In a 2013 law journal article, Barrett singled out the type of precedents that could potentially be overturned, drawing a distinction between Supreme Court decisions that serve as simple precedent and so-called “super-precedents” — cases that “no justice would overrule.”

Among super precedents, she cited Brown v. Board of Education, the landmark 1954 Supreme Court ruling that ended racial segregation in public schools, but not Roe v. Wade, the 1973 decision that legalized abortion. In 2017, she declined to say whether the 2015 Supreme Court ruling legalizing gay marriage qualified as a “super-precedent.”

That worries LGBTQ rights advocates.

“She is on record as saying that marriage should be between a man and a woman which indicates to us that she is hostile to the Obergefell ruling and could potentially seek to undermine or overturn it,” said Kevin Jennings, president of Lambda Legal, the largest LBGTQ rights legal advocacy organization in the country. He was referring to the 2015 Obergefell v Hodges court ruling recognizing same-sex marriage as a constitutional right.

Hessick said Barrett’s stance on precedent is “a little bit more aggressive” than other jurists.

“She's written multiple articles saying that there are good reasons to allow litigants to challenge precedent and for courts to reconsider precedent, that It's important to get it right,” Hessick said.

On the other hand, just because a decision is not considered a super-precedent, it doesn’t necessarily mean it will be overturned, Hessick added. “It just means that there's less restriction on overturning it, that judges should be more willing to re-examine it.”
However, while Roe v. Wade is unlikely to be overturned anytime soon despite a fervent campaign by religious groups, Obergefell may be more at risk.
“It's a very important decision, but it's a recent decision,” Hessick said. “And I think that that probably opens the door for some people to think that it's more amenable to a challenge than some of the precedents that have been around for a really long time.”
Another major issue whose outcome Barrett could influence is the Affordable Care Act. On November 10 — a week after the presidential election — the court is set to hear oral arguments in the latest case challenging the program.
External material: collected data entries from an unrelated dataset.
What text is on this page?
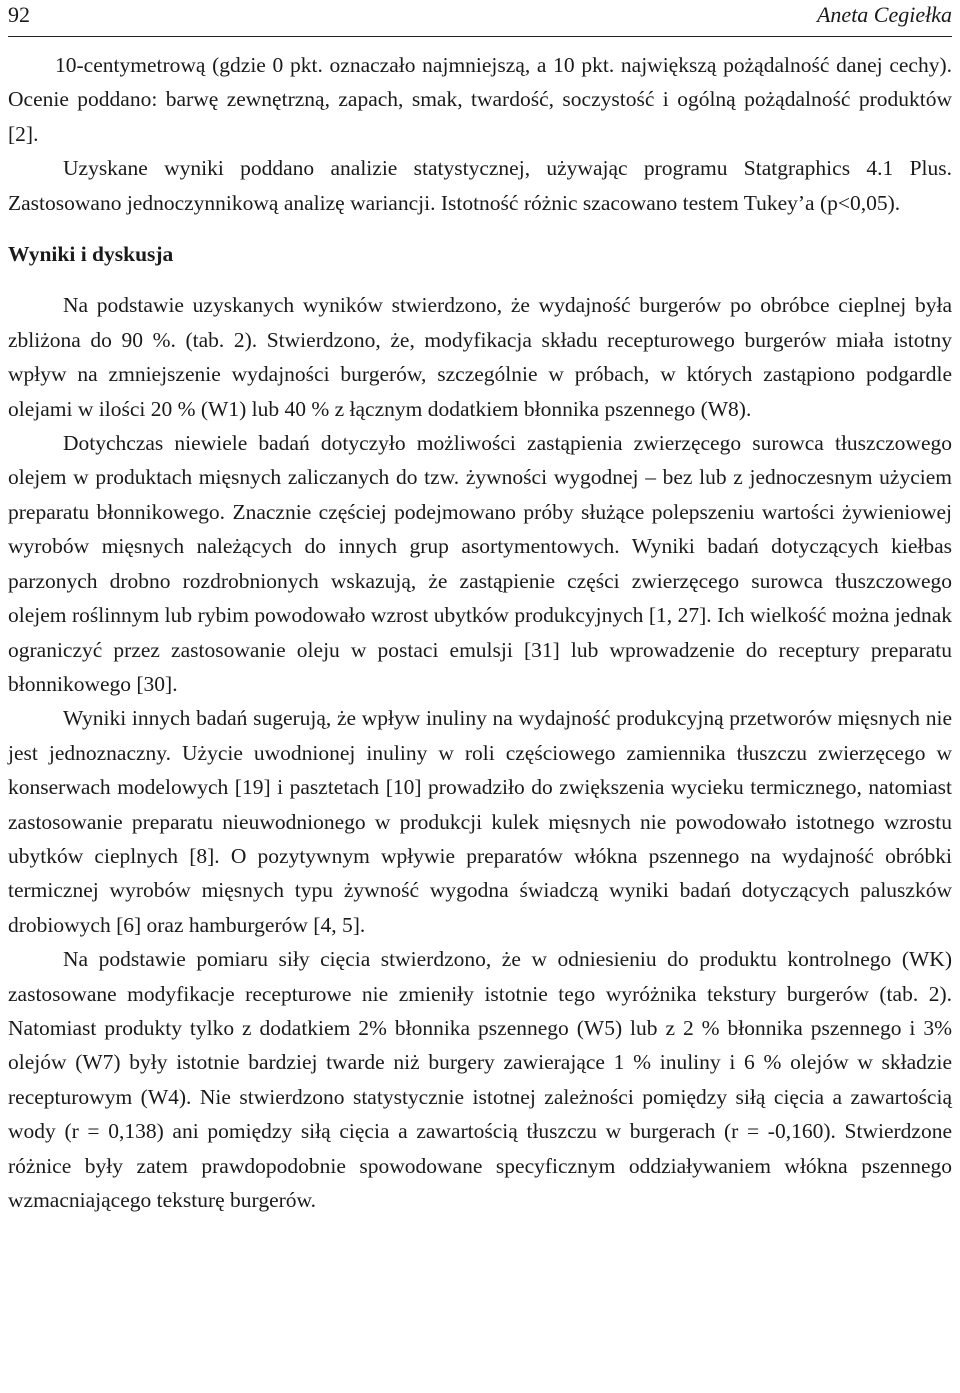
92	Aneta Cegiełka

10-centymetrową (gdzie 0 pkt. oznaczało najmniejszą, a 10 pkt. największą pożądalność danej cechy). Ocenie poddano: barwę zewnętrzną, zapach, smak, twardość, soczystość i ogólną pożądalność produktów [2].

Uzyskane wyniki poddano analizie statystycznej, używając programu Statgraphics 4.1 Plus. Zastosowano jednoczynnikową analizę wariancji. Istotność różnic szacowano testem Tukey’a (p<0,05).

Wyniki i dyskusja

Na podstawie uzyskanych wyników stwierdzono, że wydajność burgerów po obróbce cieplnej była zbliżona do 90 %. (tab. 2). Stwierdzono, że, modyfikacja składu recepturowego burgerów miała istotny wpływ na zmniejszenie wydajności burgerów, szczególnie w próbach, w których zastąpiono podgardle olejami w ilości 20 % (W1) lub 40 % z łącznym dodatkiem błonnika pszennego (W8).

Dotychczas niewiele badań dotyczyło możliwości zastąpienia zwierzęcego surowca tłuszczowego olejem w produktach mięsnych zaliczanych do tzw. żywności wygodnej – bez lub z jednoczesnym użyciem preparatu błonnikowego. Znacznie częściej podejmowano próby służące polepszeniu wartości żywieniowej wyrobów mięsnych należących do innych grup asortymentowych. Wyniki badań dotyczących kiełbas parzonych drobno rozdrobnionych wskazują, że zastąpienie części zwierzęcego surowca tłuszczowego olejem roślinnym lub rybim powodowało wzrost ubytków produkcyjnych [1, 27]. Ich wielkość można jednak ograniczyć przez zastosowanie oleju w postaci emulsji [31] lub wprowadzenie do receptury preparatu błonnikowego [30].

Wyniki innych badań sugerują, że wpływ inuliny na wydajność produkcyjną przetworów mięsnych nie jest jednoznaczny. Użycie uwodnionej inuliny w roli częściowego zamiennika tłuszczu zwierzęcego w konserwach modelowych [19] i pasztetach [10] prowadziło do zwiększenia wycieku termicznego, natomiast zastosowanie preparatu nieuwodnionego w produkcji kulek mięsnych nie powodowało istotnego wzrostu ubytków cieplnych [8]. O pozytywnym wpływie preparatów włókna pszennego na wydajność obróbki termicznej wyrobów mięsnych typu żywność wygodna świadczą wyniki badań dotyczących paluszków drobiowych [6] oraz hamburgerów [4, 5].

Na podstawie pomiaru siły cięcia stwierdzono, że w odniesieniu do produktu kontrolnego (WK) zastosowane modyfikacje recepturowe nie zmieniły istotnie tego wyróżnika tekstury burgerów (tab. 2). Natomiast produkty tylko z dodatkiem 2% błonnika pszennego (W5) lub z 2 % błonnika pszennego i 3% olejów (W7) były istotnie bardziej twarde niż burgery zawierające 1 % inuliny i 6 % olejów w składzie recepturowym (W4). Nie stwierdzono statystycznie istotnej zależności pomiędzy siłą cięcia a zawartością wody (r = 0,138) ani pomiędzy siłą cięcia a zawartością tłuszczu w burgerach (r = -0,160). Stwierdzone różnice były zatem prawdopodobnie spowodowane specyficznym oddziaływaniem włókna pszennego wzmacniającego teksturę burgerów.
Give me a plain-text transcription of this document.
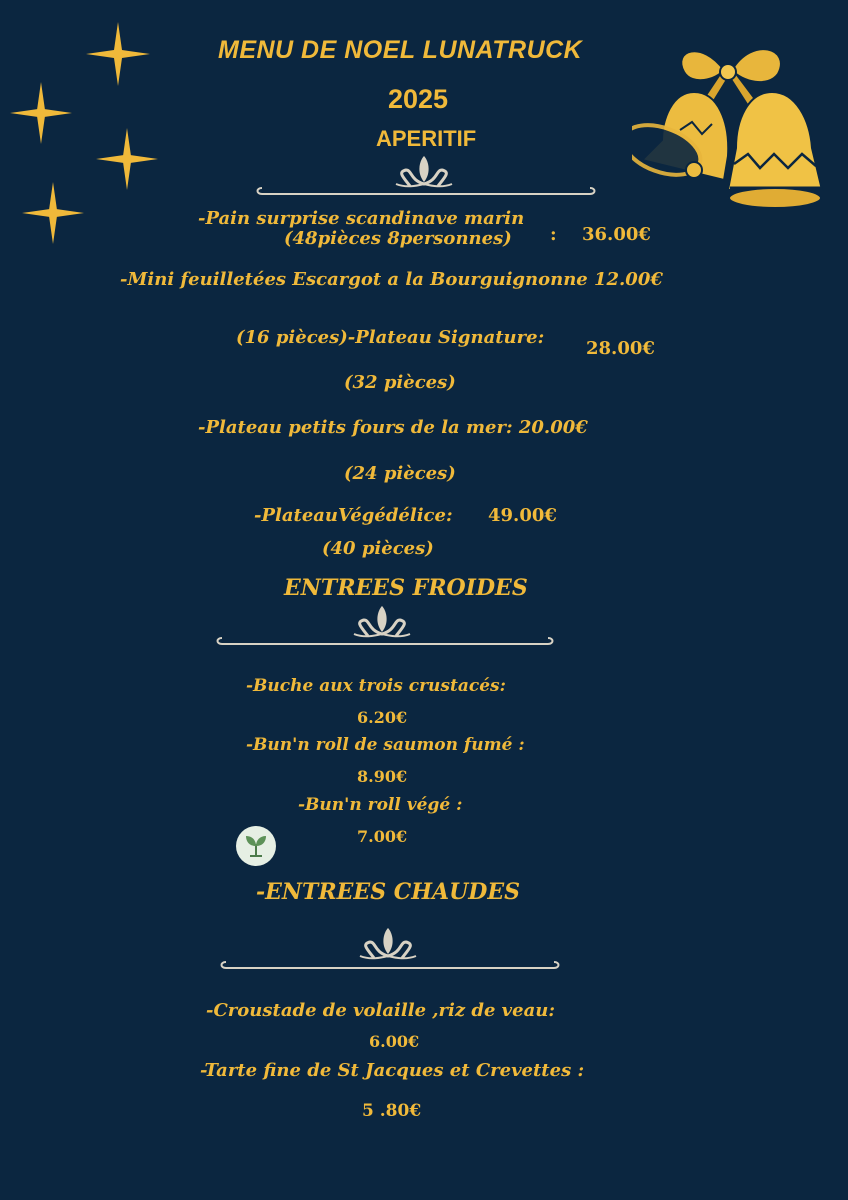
MENU DE NOEL LUNATRUCK
2025
APERITIF
-Pain surprise scandinave marin
(48pièces 8personnes) : 36.00€
-Mini feuilletées Escargot a la Bourguignonne 12.00€
(16 pièces)-Plateau Signature:
28.00€
(32 pièces)
-Plateau petits fours de la mer: 20.00€
(24 pièces)
-PlateauVégédélice: 49.00€
(40 pièces)
ENTREES FROIDES
-Buche aux trois crustacés:
6.20€
-Bun'n roll de saumon fumé :
8.90€
-Bun'n roll végé :
7.00€
-ENTREES CHAUDES
-Croustade de volaille ,riz de veau:
6.00€
-Tarte fine de St Jacques et Crevettes :
5 .80€
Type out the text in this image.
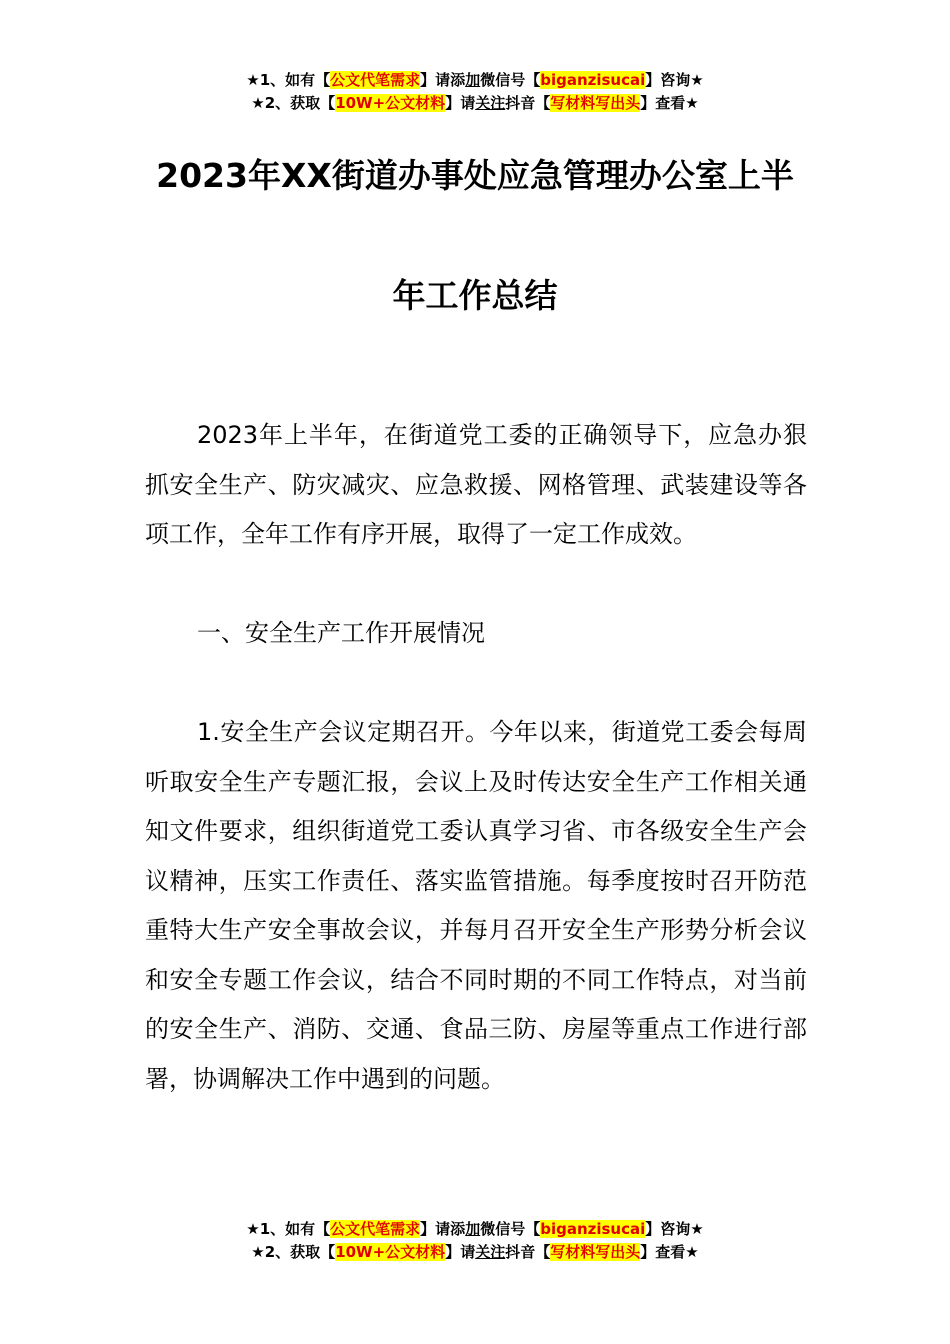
★1、如有【公文代笔需求】请添加微信号【biganzisucai】咨询★
★2、获取【10W+公文材料】请关注抖音【写材料写出头】查看★
2023年XX街道办事处应急管理办公室上半
年工作总结
2023年上半年，在街道党工委的正确领导下，应急办狠抓安全生产、防灾减灾、应急救援、网格管理、武装建设等各项工作，全年工作有序开展，取得了一定工作成效。
一、安全生产工作开展情况
1.安全生产会议定期召开。今年以来，街道党工委会每周听取安全生产专题汇报，会议上及时传达安全生产工作相关通知文件要求，组织街道党工委认真学习省、市各级安全生产会议精神，压实工作责任、落实监管措施。每季度按时召开防范重特大生产安全事故会议，并每月召开安全生产形势分析会议和安全专题工作会议，结合不同时期的不同工作特点，对当前的安全生产、消防、交通、食品三防、房屋等重点工作进行部署，协调解决工作中遇到的问题。
★1、如有【公文代笔需求】请添加微信号【biganzisucai】咨询★
★2、获取【10W+公文材料】请关注抖音【写材料写出头】查看★
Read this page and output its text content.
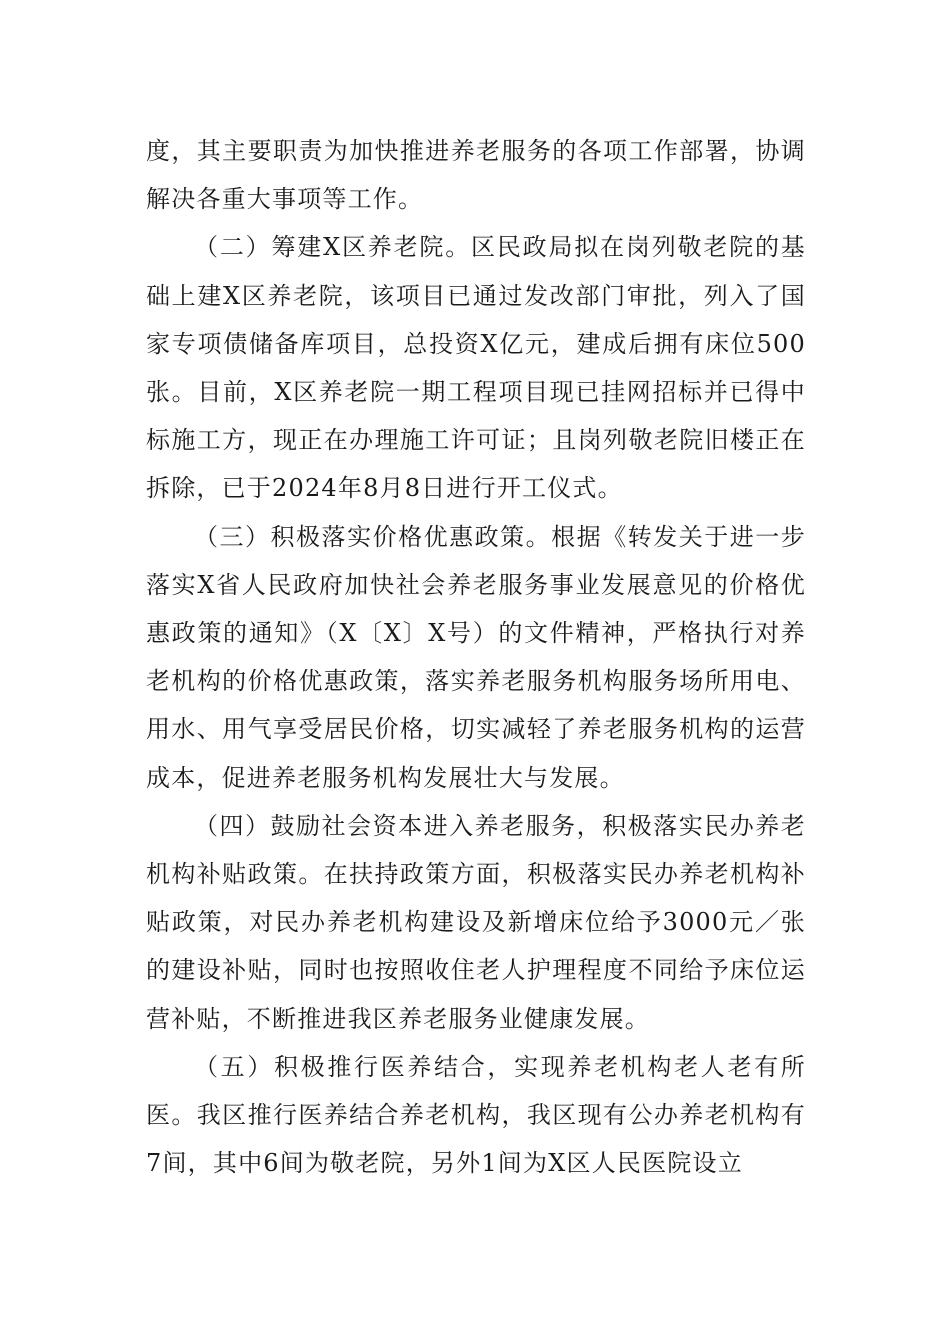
度，其主要职责为加快推进养老服务的各项工作部署，协调解决各重大事项等工作。

（二）筹建X区养老院。区民政局拟在岗列敬老院的基础上建X区养老院，该项目已通过发改部门审批，列入了国家专项债储备库项目，总投资X亿元，建成后拥有床位500张。目前，X区养老院一期工程项目现已挂网招标并已得中标施工方，现正在办理施工许可证；且岗列敬老院旧楼正在拆除，已于2024年8月8日进行开工仪式。

（三）积极落实价格优惠政策。根据《转发关于进一步落实X省人民政府加快社会养老服务事业发展意见的价格优惠政策的通知》（X〔X〕X号）的文件精神，严格执行对养老机构的价格优惠政策，落实养老服务机构服务场所用电、用水、用气享受居民价格，切实减轻了养老服务机构的运营成本，促进养老服务机构发展壮大与发展。

（四）鼓励社会资本进入养老服务，积极落实民办养老机构补贴政策。在扶持政策方面，积极落实民办养老机构补贴政策，对民办养老机构建设及新增床位给予3000元／张的建设补贴，同时也按照收住老人护理程度不同给予床位运营补贴，不断推进我区养老服务业健康发展。

（五）积极推行医养结合，实现养老机构老人老有所医。我区推行医养结合养老机构，我区现有公办养老机构有7间，其中6间为敬老院，另外1间为X区人民医院设立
As a professor at Notre Dame in 2012, Barrett signed a protest statement denouncing Obamacare, saying a religious exemption from the law’s contraceptive coverage mandate “changes nothing of moral substance and fails to remove the assault on religious liberty.”

Later, Barrett criticized a high court decision upholding the law, taking Chief Justice John Roberts to task for construing as a tax Obamacare’s penalty on individuals lacking health insurance coverage.

Ultimately, court watchers say there is no way to know with certainty how she’ll vote on hot-button issues. Justices evolve over time and sometimes break ranks with their ideological cohorts.

Going back to the 1950s, a number of Republican justices have gone on to embrace liberal positions much to the chagrin of many on the right.

“I don't know if anyone could have predicted the way Chief Justice Roberts has been voting or the way Justice [Anthony] Kennedy voted in his later years or go back to Chief Justice [Earl] Warren, who Eisenhower apparently said was his worst decision as president,” said Saikrishna Prakash, a University of Virginia law professor who endorsed Barrett three years ago.

During her three years on the federal bench, Barrett, according to her defenders, has demonstrated her independence as a jurist. While she has ruled in favor of the Trump administration in two immigration cases and backed restrictions on abortion in two other cases, Barrett has also rejected a police officer’s claim of immunity and a Republican Party challenge to the Illinois governor’s coronavirus pandemic economic and social limits.